На протяжении всего своего существования истерия являлась воплощением гендерных предубеждений и страха перед женщиной. Бесспорным подтверждением тому является этиология истерии, само название которой, как уже говорилось (часть 1), происходит от словосочетания «блуждающая матка».
Миллон и Дейвис отмечают следующее: «Странно, но для объяснения антисоциального поведения мужчин у них никогда не находили какого-нибудь органа, который мог бы оторваться, поселиться в мозгу и исказить восприятие».
Пытаясь исправить столь вопиющую гендерную необъективность, вместо термина «истерический» ввели в использование термины «гистрионический» и «театральный», чтобы подчеркнуть такие аспекты данной структуры характера, как жажда внимания и театральная наигранность. Однако это нововведение лишь немного охладило полемику вокруг термина. Хотя клиницистам время от времени напоминают о том, что данный клинический профиль встречается и у женщин, и у мужчин, все же в отношении мужчин-пациентов им либо пренебрегают, либо неверно диагностируют. Горовиц в попытке ликвидировать это «слепое пятно» акцентирует внимание на том, что «отсутствие устойчивой половой идентичности является неотъемлемой частью истерической структуры», а истерия, как мужская, так и женская, представляет собой «карикатуру» на сексуальную роль.
Как правило, у женщин несформировавшаяся половая идентичность проявляется в форме гиперфеминности, но может принимать и противоположную форму гипофеминности.

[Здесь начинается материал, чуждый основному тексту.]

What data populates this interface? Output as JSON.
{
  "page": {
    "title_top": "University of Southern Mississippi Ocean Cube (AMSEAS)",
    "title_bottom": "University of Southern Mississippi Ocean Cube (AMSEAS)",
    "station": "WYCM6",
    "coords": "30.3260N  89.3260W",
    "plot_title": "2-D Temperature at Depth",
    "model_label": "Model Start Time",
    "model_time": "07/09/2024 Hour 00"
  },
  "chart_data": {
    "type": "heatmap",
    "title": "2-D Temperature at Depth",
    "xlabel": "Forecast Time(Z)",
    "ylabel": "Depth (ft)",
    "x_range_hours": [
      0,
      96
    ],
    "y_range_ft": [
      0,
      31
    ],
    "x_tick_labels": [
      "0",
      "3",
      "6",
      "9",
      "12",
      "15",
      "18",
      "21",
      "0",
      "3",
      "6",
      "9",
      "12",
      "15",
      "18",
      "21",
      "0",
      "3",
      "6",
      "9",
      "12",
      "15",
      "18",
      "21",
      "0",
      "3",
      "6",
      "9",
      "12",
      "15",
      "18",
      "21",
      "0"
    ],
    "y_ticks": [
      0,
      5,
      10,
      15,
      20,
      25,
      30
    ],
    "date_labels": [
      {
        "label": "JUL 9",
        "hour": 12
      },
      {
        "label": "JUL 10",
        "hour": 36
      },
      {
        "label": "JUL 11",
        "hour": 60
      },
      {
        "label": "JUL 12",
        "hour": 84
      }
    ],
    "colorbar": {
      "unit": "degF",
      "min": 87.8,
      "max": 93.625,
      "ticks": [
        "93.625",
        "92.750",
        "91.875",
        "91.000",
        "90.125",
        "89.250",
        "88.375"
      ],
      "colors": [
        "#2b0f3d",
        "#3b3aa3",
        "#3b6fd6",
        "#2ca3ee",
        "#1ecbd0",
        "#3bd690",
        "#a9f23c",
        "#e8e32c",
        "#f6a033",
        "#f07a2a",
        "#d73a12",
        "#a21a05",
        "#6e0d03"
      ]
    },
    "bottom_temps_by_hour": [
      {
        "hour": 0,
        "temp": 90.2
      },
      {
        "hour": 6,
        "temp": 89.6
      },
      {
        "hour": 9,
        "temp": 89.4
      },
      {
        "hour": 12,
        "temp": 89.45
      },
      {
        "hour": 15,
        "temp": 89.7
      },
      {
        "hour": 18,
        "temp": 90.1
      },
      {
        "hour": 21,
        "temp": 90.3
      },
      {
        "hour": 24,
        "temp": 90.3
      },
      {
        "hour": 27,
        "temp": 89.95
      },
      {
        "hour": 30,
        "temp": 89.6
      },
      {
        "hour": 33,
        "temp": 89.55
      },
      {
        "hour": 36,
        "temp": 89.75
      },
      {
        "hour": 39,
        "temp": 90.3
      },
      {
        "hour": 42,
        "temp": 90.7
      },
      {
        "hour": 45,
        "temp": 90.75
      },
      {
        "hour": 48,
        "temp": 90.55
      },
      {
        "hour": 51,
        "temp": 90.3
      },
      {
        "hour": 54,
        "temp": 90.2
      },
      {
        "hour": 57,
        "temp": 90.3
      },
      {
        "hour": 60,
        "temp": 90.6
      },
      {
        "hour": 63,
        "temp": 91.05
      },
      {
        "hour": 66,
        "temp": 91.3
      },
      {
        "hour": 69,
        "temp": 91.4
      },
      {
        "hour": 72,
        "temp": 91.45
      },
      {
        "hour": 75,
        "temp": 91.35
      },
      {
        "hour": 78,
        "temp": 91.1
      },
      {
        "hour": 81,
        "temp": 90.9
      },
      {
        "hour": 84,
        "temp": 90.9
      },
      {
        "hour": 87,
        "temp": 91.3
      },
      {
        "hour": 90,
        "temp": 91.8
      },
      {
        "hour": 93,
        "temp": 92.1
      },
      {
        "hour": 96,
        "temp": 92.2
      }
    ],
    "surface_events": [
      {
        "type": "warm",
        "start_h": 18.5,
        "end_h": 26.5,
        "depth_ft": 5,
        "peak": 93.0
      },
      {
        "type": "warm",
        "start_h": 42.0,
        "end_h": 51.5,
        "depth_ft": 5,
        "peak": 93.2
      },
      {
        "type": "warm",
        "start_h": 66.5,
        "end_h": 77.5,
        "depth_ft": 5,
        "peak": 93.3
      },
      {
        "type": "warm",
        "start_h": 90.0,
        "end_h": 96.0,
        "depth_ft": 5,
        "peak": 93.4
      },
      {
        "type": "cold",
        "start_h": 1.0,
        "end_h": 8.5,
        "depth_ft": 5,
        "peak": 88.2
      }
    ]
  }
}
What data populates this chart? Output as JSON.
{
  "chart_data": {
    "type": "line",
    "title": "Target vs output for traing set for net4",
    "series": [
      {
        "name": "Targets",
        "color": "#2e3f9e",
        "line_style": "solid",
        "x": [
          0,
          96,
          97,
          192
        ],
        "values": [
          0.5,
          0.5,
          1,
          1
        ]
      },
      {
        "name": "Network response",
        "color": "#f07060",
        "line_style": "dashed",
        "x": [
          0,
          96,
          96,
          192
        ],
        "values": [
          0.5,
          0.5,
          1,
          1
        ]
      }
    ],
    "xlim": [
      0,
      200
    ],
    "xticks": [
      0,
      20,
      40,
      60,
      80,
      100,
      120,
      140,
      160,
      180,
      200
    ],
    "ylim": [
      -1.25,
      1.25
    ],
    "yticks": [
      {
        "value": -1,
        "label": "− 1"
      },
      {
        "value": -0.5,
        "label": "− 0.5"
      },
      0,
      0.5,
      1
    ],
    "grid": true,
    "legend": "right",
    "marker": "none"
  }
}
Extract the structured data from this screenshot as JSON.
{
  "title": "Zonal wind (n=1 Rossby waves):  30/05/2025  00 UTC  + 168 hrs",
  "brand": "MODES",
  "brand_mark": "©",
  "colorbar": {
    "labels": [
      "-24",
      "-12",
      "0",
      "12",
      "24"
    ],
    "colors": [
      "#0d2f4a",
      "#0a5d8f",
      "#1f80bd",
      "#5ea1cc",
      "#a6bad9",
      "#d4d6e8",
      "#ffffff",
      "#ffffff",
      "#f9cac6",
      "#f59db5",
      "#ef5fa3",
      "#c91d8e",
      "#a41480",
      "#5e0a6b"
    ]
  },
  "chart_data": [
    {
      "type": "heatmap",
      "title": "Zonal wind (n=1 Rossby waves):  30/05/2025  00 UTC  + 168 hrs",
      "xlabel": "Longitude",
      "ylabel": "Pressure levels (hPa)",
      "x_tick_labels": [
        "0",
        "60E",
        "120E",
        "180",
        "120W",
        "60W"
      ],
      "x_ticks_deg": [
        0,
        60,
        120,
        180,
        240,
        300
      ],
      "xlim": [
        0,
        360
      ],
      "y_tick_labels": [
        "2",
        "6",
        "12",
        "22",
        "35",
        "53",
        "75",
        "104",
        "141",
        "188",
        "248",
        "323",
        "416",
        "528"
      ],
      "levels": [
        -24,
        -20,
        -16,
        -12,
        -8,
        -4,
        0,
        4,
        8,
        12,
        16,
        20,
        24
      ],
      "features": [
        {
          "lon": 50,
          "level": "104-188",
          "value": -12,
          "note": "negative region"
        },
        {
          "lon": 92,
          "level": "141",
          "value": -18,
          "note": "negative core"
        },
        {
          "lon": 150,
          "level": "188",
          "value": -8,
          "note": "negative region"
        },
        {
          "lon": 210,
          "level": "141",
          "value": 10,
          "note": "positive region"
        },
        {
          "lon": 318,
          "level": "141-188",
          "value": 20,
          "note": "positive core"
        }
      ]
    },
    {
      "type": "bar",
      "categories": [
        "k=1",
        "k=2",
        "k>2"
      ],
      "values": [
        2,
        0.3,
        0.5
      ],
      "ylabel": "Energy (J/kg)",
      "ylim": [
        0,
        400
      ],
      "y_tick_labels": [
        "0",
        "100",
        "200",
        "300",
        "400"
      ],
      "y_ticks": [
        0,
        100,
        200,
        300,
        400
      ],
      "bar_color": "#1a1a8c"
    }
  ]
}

У истерических мужчин несформировавшаяся идентичность принимает форму чрезмерной чувствительности, или гипомаскулинности, либо самоуверенности, или гипермаскулинности.
В 20 веке истерия как диагноз утратила свои лидирующие позиции, но проблемы, порождаемые этой динамикой, по-прежнему находятся в центре многих современных психоаналитических дебатов. По-прежнему пытаются разобраться с тем, насколько сопоставимы правда личной истории и правда нарратива с его символической природой и целебными ресурсами. По-прежнему исследуется вопрос о том, каким образом и почему отдельные части психики обособляются в автономные реальности и уходят в скрытые места. По-прежнему не ослабевают дебаты по поводу того, желательно ли в ходе терапии вызывать сильный аффект, в особенности сексуализированный, и как им управлять.
Хотя тематика дискуссий остается прежней, «название» обсуждаемых явлений существенно изменилось. В настоящее время оживленные дискуссии вызывает само слово «травма», точнее говоря, вопрос о том, действительно ли она имела место в личной истории или все-таки порождена имагинально амплифицированными «воспоминаниями». Несколько лет тому назад в подобном ключе могла обсуждаться и сама «истерия». Кроме того, поведенческая и психологическая динамика, свойственная классической истерии, встречается в ряде других расстройств, которые в наши дни привлекают большое внимание клиницистов, среди них пищевые расстройства, множественное расстройство личности/диссоциативное расстройство идентичности и пограничное личностное расстройство – диагноз, которым часто злоупотребляют. Боллас утверждает, что злоупотребление диагнозом «пограничное расстройство» вытеснило истерию со сцены на какое-то время, но сейчас «истерия в своих красочных одеяниях» появляется вновь, заставляя нас «думать о ней снова и снова».